Una recente alternativa alla pasta a basso contenuto di carboidrati sono i cuori di palma, che sono strisce tagliate di verdure color crema. La gente dice che è più vicino al gusto e alla consistenza della cosa reale. È anche molto povero di calorie: circa 50 per tazza e 200 per spaghetti cotti.
“Considerando che la maggior parte degli americani non consuma abbastanza verdure su base giornaliera, mangiare cuori di pasta di palma è un ottimo modo per aumentare le verdure nella dieta”, afferma Keating.
Riso di cavolfiore e ceci
Il cavolfiore al riso è un’ottima alternativa per coloro che desiderano aggiungere una verdura ricca di fibre con un numero di carboidrati molto basso e ha solo circa 20 calorie per porzione. Il riso a base di ceci non ha meno carboidrati rispetto al riso che conosciamo, ma fornisce più proteine e fibre.
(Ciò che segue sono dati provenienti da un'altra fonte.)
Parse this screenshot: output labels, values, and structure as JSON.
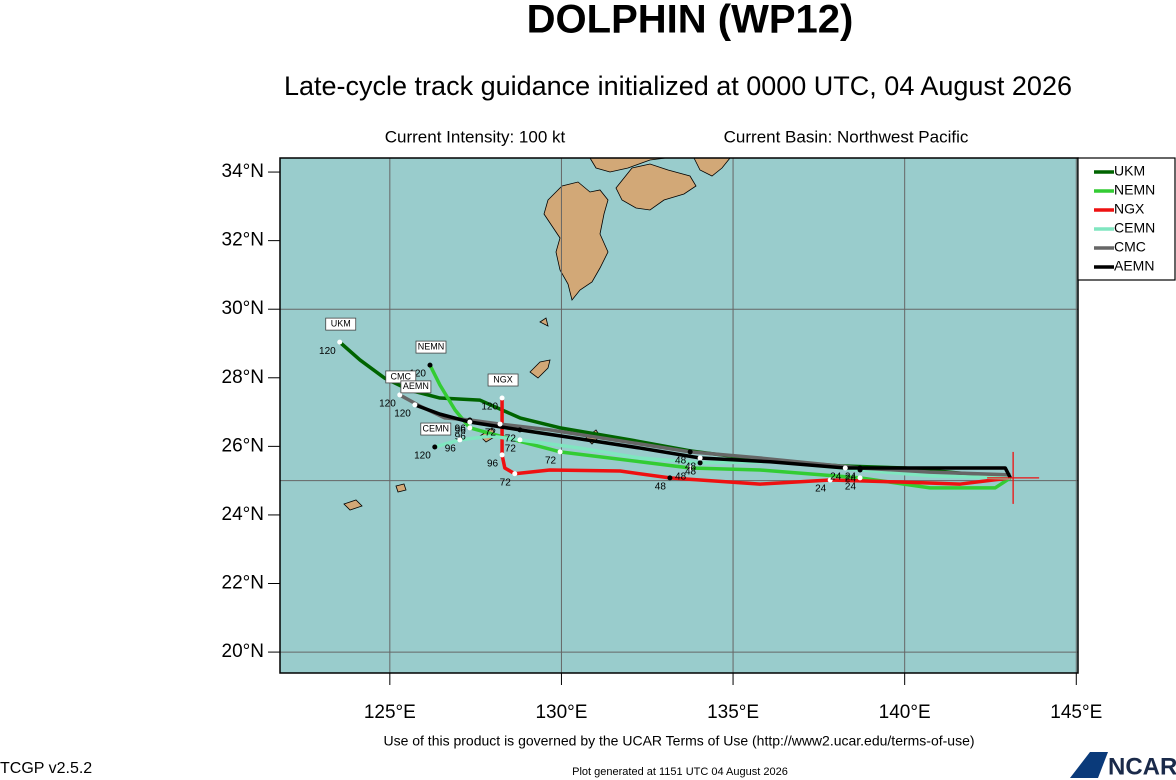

Il sale viene aggiunto a questi prodotti per il gusto. “Sodio “È una delle cose che spinge le persone a mangiare troppo”, afferma Connolly-Schoonen. “Il riso convenzionale è povero di sodio e non lo aggiungi tu stesso. Finché tieni sotto controllo il sodio (il limite giornaliero raccomandato è inferiore a 2.300 milligrammi), questi elementi sono una buona scelta”, afferma Connolly-Schoonen. .ma non aspettarti di avere il sapore o la consistenza del riso normale. Alcuni risi di fagioli potrebbero non avere una consistenza solida e il riso di cavolfiore ne ha di più scricchiolare che masticare.
“Pollo” a base vegetale
Alcuni consumatori pensano “Carni” vegetali Sono più sani dei tipi a cui dovrebbero assomigliare, ma non è sempre così. Le proteine spesso si presentano sotto forma di soia o isolato di piselli. Queste proteine vengono estratte dalla pianta originale, ma non sono le stesse delle verdure che acquisti in un banco di prodotti.
Un’altra preoccupazione, afferma Keating, è che non è chiaro se la sostituzione della carne con queste alternative abbia gli stessi benefici per la salute del consumo di cibi vegetali integrali come fagioli, verdure e tofu. Possono essere più ricchi di sodio rispetto ai prodotti che sostituiscono. Ma se le carni finte rendono più facile iniziare a seguire una dieta a base vegetale, va bene mangiarle un paio di volte a settimana.